We should all bear these words in mind as we make resolutions for the New Year. We should resolve to accept that the doom and burden of our lives is bound forever on our shoulders, and when the attempt is made to cast it off, it returns with more unfamiliar and more awful pressure. The more we as a nation push away the fear of social stigma, sickness, frailty, and even death, the more we give in to increasingly unfamiliar and pressurized enslavements.
But we went along under the pressure, unfamiliar as it was. We went along, more or less, with racial stereotyping, government overreach, forsaking our freedoms left and right, and even election fraud, giving over more and more control of our lives. We accepted a culture of scientific nonsense, media manipulation, and societal shaming and domination. 2021 may be no brighter than 2020 if this stream is the one we have chosen to drift along in, floating haplessly like dead things. If 2021 is to be a better year, this bizarre submission can’t continue any further than it already has. 2021 will be a better year only if people like you and me choose to think and act for themselves according to right reason, sound morals, and religious duty—and, in so doing, stand up against inappropriate attempts to govern our way of life.

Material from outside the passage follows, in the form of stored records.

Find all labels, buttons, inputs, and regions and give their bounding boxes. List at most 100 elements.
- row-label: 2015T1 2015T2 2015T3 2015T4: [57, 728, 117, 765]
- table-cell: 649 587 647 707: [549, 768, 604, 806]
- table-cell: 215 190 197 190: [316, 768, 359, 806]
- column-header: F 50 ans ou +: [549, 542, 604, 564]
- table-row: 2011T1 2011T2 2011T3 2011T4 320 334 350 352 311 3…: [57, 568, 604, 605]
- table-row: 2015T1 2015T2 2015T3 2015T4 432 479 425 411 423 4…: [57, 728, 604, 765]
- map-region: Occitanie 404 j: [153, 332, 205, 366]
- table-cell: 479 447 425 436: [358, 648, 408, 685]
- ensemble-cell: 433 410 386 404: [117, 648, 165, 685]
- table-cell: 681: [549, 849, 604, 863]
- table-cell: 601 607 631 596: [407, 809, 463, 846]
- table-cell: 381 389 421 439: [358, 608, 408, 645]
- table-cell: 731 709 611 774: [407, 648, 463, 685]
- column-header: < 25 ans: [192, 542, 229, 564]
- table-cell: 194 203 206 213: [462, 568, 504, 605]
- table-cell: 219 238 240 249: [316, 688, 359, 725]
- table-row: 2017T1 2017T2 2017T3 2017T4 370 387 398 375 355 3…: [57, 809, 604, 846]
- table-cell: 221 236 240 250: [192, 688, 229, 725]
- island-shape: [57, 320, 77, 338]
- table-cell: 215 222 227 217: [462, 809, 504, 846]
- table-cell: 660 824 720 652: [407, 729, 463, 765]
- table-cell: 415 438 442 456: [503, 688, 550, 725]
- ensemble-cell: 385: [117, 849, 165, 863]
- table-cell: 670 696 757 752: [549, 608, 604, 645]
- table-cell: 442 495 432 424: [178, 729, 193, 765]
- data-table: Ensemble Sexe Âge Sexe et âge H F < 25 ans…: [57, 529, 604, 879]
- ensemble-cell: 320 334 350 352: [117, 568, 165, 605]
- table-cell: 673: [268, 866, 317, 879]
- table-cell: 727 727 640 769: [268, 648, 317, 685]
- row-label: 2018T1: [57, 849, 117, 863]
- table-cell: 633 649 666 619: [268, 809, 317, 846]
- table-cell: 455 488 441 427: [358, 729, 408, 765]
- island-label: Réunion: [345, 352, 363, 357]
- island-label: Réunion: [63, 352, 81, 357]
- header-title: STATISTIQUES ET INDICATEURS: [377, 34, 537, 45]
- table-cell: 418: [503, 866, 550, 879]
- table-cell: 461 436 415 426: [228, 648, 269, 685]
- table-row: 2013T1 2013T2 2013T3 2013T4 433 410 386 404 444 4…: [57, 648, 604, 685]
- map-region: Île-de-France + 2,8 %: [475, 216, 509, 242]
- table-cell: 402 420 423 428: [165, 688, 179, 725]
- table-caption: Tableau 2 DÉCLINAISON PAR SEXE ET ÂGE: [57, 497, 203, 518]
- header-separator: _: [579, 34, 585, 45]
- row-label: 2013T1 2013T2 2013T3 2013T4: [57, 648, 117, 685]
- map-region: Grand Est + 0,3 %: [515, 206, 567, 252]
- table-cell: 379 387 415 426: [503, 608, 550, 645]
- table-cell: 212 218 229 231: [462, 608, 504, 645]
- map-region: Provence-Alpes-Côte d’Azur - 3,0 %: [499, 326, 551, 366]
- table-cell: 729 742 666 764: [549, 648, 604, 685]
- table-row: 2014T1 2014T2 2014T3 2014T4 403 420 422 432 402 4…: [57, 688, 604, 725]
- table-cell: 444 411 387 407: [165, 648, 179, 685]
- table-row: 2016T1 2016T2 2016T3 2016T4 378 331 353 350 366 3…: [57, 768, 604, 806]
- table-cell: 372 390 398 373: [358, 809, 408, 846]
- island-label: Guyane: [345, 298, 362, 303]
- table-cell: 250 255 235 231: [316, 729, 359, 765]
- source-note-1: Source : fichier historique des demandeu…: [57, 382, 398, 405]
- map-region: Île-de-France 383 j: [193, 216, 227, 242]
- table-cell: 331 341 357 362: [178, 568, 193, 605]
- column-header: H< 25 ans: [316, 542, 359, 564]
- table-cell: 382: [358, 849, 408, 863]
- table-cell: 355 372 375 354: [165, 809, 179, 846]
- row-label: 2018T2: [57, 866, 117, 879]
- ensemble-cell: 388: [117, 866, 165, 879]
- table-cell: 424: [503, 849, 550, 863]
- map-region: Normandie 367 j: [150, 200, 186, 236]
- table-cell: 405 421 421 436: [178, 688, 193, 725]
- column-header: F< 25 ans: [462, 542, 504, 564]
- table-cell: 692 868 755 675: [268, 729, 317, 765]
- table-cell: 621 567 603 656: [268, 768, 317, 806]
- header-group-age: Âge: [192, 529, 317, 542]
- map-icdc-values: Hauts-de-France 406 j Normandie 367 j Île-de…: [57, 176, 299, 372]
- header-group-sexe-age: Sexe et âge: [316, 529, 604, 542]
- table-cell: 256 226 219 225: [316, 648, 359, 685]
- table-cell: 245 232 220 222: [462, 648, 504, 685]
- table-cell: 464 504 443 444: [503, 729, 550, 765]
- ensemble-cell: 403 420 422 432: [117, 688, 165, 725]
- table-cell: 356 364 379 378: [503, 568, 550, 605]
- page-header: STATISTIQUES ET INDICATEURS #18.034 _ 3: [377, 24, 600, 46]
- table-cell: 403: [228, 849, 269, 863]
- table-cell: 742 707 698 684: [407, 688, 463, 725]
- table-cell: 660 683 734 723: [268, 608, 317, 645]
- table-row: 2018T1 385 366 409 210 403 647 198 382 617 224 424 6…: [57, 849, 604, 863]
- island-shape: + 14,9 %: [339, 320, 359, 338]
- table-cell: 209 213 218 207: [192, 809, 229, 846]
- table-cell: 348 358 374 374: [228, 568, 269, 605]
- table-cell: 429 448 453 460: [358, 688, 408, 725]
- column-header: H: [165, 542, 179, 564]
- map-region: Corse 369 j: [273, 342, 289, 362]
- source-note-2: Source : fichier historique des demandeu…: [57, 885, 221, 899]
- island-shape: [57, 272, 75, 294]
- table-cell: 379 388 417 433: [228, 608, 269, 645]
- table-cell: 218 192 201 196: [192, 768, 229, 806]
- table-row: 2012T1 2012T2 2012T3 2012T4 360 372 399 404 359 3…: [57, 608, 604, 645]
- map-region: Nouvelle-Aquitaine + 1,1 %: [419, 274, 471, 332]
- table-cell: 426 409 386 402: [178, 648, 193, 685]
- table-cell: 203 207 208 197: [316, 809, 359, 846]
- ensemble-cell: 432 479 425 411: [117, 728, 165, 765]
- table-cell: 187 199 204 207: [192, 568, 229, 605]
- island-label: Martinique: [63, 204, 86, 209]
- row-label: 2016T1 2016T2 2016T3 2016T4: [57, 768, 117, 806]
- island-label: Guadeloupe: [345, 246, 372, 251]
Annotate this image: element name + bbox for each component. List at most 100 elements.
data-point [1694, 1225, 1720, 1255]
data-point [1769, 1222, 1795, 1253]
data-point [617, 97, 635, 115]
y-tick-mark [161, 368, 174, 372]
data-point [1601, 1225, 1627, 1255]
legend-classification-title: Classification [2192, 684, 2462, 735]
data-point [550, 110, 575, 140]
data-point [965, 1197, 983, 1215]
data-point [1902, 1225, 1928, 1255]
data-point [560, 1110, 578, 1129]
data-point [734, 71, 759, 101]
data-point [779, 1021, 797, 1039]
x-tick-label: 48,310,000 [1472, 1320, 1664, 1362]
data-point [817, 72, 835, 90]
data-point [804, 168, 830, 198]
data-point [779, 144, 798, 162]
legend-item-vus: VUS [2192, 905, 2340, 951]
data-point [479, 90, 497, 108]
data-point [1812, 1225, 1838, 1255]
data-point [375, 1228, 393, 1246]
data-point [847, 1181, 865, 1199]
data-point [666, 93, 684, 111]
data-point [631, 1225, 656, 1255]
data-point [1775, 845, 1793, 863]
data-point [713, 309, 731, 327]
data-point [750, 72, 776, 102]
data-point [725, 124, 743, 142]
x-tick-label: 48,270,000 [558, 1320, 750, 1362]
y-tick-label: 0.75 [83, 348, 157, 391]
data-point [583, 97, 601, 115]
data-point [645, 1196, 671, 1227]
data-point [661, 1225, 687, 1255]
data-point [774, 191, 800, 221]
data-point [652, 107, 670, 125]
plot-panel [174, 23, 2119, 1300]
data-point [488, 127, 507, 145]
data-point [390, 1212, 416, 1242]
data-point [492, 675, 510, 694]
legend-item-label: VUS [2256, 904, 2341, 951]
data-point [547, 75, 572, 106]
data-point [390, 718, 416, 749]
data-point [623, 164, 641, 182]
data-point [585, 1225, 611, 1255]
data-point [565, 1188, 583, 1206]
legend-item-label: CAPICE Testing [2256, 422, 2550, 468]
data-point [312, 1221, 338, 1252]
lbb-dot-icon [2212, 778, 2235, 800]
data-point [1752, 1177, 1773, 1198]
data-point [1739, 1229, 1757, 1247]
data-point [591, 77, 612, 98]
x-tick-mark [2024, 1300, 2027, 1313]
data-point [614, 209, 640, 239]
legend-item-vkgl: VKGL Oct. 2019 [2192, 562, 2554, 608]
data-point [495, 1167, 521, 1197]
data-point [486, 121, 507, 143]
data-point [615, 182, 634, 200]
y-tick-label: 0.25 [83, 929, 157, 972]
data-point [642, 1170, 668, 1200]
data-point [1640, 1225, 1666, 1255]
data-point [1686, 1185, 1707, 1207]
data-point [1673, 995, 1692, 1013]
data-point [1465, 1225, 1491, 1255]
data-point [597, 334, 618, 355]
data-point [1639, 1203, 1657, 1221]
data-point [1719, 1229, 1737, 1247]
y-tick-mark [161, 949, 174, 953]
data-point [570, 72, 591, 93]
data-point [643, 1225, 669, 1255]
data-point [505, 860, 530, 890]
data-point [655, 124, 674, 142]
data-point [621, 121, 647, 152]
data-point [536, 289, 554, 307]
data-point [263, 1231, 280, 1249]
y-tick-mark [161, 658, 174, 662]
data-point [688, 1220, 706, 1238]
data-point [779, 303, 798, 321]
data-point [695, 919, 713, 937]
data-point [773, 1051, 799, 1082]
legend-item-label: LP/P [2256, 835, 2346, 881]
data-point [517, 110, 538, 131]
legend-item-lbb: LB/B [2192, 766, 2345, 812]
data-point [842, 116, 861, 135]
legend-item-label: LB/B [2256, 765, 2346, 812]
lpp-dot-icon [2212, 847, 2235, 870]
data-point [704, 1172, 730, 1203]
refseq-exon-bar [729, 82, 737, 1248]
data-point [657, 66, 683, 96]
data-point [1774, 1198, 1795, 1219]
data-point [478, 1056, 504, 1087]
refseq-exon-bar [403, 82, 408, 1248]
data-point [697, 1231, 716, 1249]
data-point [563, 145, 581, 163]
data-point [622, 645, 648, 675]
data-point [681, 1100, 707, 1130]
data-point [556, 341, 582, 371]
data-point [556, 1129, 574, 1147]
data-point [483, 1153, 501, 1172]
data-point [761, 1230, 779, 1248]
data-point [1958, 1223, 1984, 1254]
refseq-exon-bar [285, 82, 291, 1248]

As Dr. Jekyll’s experiment demonstrated, there is no circumvention of the consequences of letting vice run amok while virtue slumbers. There is no security for the soul who keeps his allegiance to truth a secret. There is no immunity and no escape, because there never can be a happy balance between good and evil. As Lucifer betrayed the Father, so Dr. Jekyll’s counterpart betrayed his maker; and so are we betraying our image and likeness when we wear the masks, avert our eyes, stay silent, and become monsters of subservience to the narrative. Societal adaptation, like temptation, is a sly device that takes silent root and grows like a tree, becoming more and more difficult to do away with, until it dominates and defines a landscape.
Dr. Jekyll teaches that those who make deals with the devil are more likely to be his victims than those who make war with him. Shall we continue, then, to countenance Catholics who vote for pro-abortion politicians, as they show their patriotism by masking up, crying “Science is real”, when they aren’t hiding away from their communities? Dr. Jekyll’s professional recommendation would be that America needs a healthy dose of the gothic attitude, which values the dangerous and delightful mysteries of life and love, of religion and death. That’s a prescription we won’t be getting from Dr. Fauci anytime soon.
If you make any New Year’s resolution this year, consider making a resolution to examine The Strange Case of Dr. Jekyll and Mr. Hyde—and through it, your own strange case. Will you rend the veil of self-deception from head to foot? Will you look on your life as a whole? Will you choose the better part? “The terms of this debate are as old and as commonplace as man,” Dr. Jekyll warns us, and we are well to be warned as we weigh 2021’s reaction to 2020’s soft totalitarian takeover.